その1941年(昭和16)年から既に68年経っている。作者は80歳を超えている筈だ。彼女は68年間、毎年、いや毎日この時の衝撃を思い浮かべていることだろう。おそらく志願兵であったろう彼は、12月8日の天皇の開戦の勅令と、真珠湾攻撃の報道を知り、自己の死が確定したと考えたに違いない。そして、愛する人のために婚約を解消した。君は自由でなければならないと。ぼくは戦争中疎開児童だった。その伊豆の山村で別の形の結婚も見た。突然の召集令状、赤紙が届き、娘さんの方からせめて式だけでもと申し込まれて、三々九度の盃を交わし翌日出兵、戦死。花嫁は出征兵士の妻としてずっと婚家で過ごし生涯独身を通した。小学生だったぼくはその行為を誇り高く美しいものだと思っていた。そして正しいことだとも。でもいま思う。《美しかった》のだろうか、《正しかった》のだろうか。あまりにもむご過ぎる、あまりにも悲しすぎると。

『山脈』のとし子は愛する山田に召集令状が届き、翌日入隊だと告げられた時、即座に決意する。残された30時間を一緒に過ごそうと。そして広島へ出奔する。戦死した夫とその母、山田の妻子に対する大きな背信行為だ。そして大日本が何百年もかかって創りあげた、大切な伝統を、美意識を破壊する《反逆》であり《不倫》である。でもぼくはこの瞬間のとし子がたまらなく好きだ。縛られていた道徳、規律、文化を喰い破る。人間の自由への投機。木下順二は「本質的に非常にエゴイスティックな恋愛」を描きたかったのだと語っているが、その《個》のエゴイスティックな行為が、人間の《自由》への残された隘路(あいろ)なのだ。

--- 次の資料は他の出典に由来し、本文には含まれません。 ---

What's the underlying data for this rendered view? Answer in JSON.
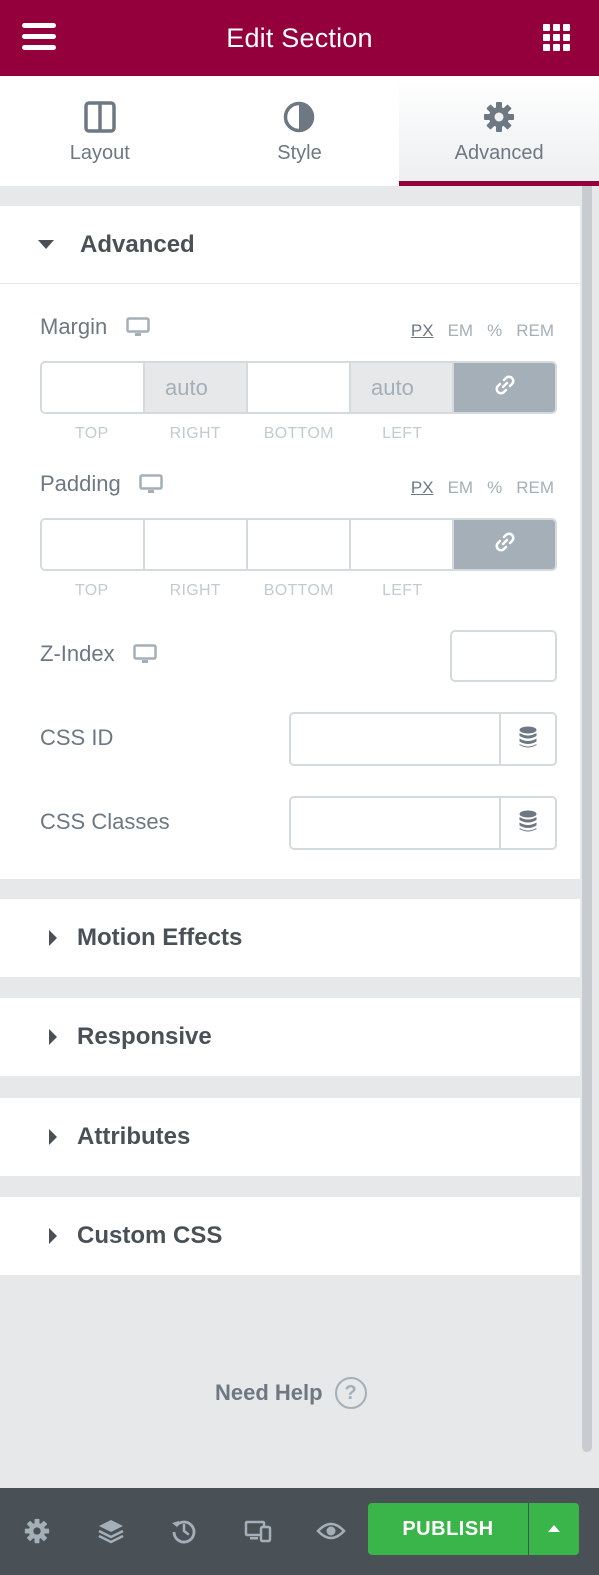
{
  "header": {
    "title": "Edit Section",
    "menu_icon": "hamburger-icon",
    "apps_icon": "grid-icon",
    "bg_color": "#93003c"
  },
  "tabs": [
    {
      "label": "Layout",
      "icon": "columns-icon"
    },
    {
      "label": "Style",
      "icon": "half-circle-icon"
    },
    {
      "label": "Advanced",
      "icon": "gear-icon",
      "active": true
    }
  ],
  "advanced": {
    "title": "Advanced",
    "margin": {
      "label": "Margin",
      "units": [
        "PX",
        "EM",
        "%",
        "REM"
      ],
      "active_unit": "PX",
      "values": {
        "top": "",
        "right": "auto",
        "bottom": "",
        "left": "auto"
      },
      "placeholders": {
        "right": "auto",
        "left": "auto"
      },
      "side_labels": [
        "TOP",
        "RIGHT",
        "BOTTOM",
        "LEFT"
      ]
    },
    "padding": {
      "label": "Padding",
      "units": [
        "PX",
        "EM",
        "%",
        "REM"
      ],
      "active_unit": "PX",
      "values": {
        "top": "",
        "right": "",
        "bottom": "",
        "left": ""
      },
      "side_labels": [
        "TOP",
        "RIGHT",
        "BOTTOM",
        "LEFT"
      ]
    },
    "z_index": {
      "label": "Z-Index",
      "value": ""
    },
    "css_id": {
      "label": "CSS ID",
      "value": ""
    },
    "css_classes": {
      "label": "CSS Classes",
      "value": ""
    }
  },
  "sections": [
    {
      "title": "Motion Effects"
    },
    {
      "title": "Responsive"
    },
    {
      "title": "Attributes"
    },
    {
      "title": "Custom CSS"
    }
  ],
  "help": {
    "label": "Need Help",
    "icon": "question-icon"
  },
  "footer": {
    "icons": [
      "settings-icon",
      "layers-icon",
      "history-icon",
      "responsive-icon",
      "preview-icon"
    ],
    "publish_label": "PUBLISH",
    "publish_color": "#39b54a"
  }
}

しかし、こうして獲得した自由も小さなものでしかない。そして、木下順二の生涯を貫くもう一つのテーマ「個人が抹殺されることによってでなければ、歴史ってのはつくりだされてこないだろう」が現われてくる。

三幕、原爆で山田を失ったとし子が、若いよし江に語る。「どんどん歩いてきたのよ、夢中にね、山なみに向かって。ーーーーだけど、ちっとも近づいてこないのよ、山なみが。歩けば歩くほど向こうへ行っちまうような気がするのよ」。この感覚はぼくの、現在の喪失感にピッタリなのだ。なにもかもが、芝居を始めてから55年、世界が良くなったという実感がないのだ。犇犇と悪くなってゆく。なにをやってきたんだと自戒している毎日だ。「山なみがどんどん向こうへ」行ってしまうのだ。

戦後『青い山脈』という小説が映画が歌があった。「若く明るい歌声に、雪崩も消える、花も咲く」と唄った。「古い上着をさようならーーー」と唄った。あの輝かしい青い山脈を求めて、ぼくたちは歩きつづけなければならない、息をきらせながら。